Beitrag

© by-studio | Adobe Stock

Die Kunst des Loslassens – 3 Tipps gegen den ständigen Kontrollzwang

Jeden Schriftsatz wieder und wieder lesen, obwohl Sie ihn schon mehrmals für gut befunden haben. Nach einem Telefonat der Mitarbeiterin mit einem Mandanten sofort nach vorn laufen, um sich alles berichten zu lassen. Die Fristenkontrolle an die Mitarbeiterin delegieren und trotzdem bei jeder einfachen Wiedervorlage prüfen, ob sie richtig eingetragen ist. Die Gerichtsverhandlung für den nächsten Tag trotz sowieso schon guter Vorbereitung bis zum späten Abend innerlich mehrfach nochmals durchspielen, als stünde das 3. Staatsexamen an. In jeder freien Sekunde das Handy auf eingehende Mails und Nachrichten prüfen, um unmittelbar reagieren zu können. Kein Wunder, wenn Sie nach solchen Tagen dem Burnout nahe sind.

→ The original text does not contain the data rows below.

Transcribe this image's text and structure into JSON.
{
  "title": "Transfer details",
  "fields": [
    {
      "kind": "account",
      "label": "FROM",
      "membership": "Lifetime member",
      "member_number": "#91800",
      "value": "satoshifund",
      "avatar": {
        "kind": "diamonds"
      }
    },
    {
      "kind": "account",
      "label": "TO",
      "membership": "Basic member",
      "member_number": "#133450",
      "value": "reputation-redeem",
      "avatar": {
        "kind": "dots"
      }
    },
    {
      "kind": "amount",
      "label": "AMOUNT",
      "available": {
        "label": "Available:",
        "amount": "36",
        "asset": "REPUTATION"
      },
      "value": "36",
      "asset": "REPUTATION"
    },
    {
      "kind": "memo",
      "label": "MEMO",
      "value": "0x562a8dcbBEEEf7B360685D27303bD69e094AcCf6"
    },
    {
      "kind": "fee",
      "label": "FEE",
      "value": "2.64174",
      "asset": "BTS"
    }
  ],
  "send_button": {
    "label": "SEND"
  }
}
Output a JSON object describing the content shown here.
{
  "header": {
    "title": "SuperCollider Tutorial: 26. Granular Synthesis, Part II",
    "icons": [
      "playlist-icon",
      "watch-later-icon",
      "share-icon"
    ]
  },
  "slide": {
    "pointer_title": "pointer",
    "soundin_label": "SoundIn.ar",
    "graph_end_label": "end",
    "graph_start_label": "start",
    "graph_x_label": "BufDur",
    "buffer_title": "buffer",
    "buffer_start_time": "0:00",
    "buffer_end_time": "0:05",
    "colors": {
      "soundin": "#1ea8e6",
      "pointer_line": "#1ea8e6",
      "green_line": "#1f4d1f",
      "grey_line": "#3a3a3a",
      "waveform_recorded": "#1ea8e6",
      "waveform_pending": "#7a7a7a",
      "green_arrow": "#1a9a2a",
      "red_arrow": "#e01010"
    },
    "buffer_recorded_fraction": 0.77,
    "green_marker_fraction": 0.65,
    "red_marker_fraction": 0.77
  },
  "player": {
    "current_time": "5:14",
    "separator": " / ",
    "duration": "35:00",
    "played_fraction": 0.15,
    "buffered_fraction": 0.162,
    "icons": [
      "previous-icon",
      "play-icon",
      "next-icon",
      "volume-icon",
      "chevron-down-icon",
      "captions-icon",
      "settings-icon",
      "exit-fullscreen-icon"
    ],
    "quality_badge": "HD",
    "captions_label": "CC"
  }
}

Wir haben wohl alle gern alles unter Kontrolle, so kann vermeintlich am wenigsten passieren. Auf Dauer kann das ganz schön ungesund sein, denn dieses Gefühl von Kontrolle ist oft nur ein Sekundärvorteil. Der gleichzeitige Primärnachteil: Permanenter Stress durch eine ständige Alarmbereitschaft, der sich körperlich und seelisch auswirkt.

Ein allzu großes Wunder ist das nicht, selbst der BGH hat sich schon umfangreich damit beschäftigt, was wir alles beachten und sicherstellen müssen, um keinen Haftungsfall zu produzieren. Wie können Anwältinnen und Anwälte also das Loslassen lernen und damit gesünder und langfristig erfolgreich durch ihr Berufsleben kommen?

3 Tipps in Sachen Loslassen

1. Akzeptanz des “Irgendwas ist immer”

Oder haben Sie schonmal einen Tag erlebt, der genau so abgelaufen ist, wie Sie es zuvor geplant und erwartet haben? Es dürfte ziemlich selten vorkommen, denn natürlich melden sich neue Mandantinnen oder Mandanten, schreibt die Gegenseite seitenlange Stellungnahmen, trudeln Entscheidungen oder Termine ein. Wir haben nicht alles unter Kontrolle, also müssen wir dies auch nicht über das Planbare hinaus von uns erwarten. Irgendwas ist immer. Rechnen wir mit dem Unvorhersehbaren und akzeptieren es als festen Bestandteil unserer Tage.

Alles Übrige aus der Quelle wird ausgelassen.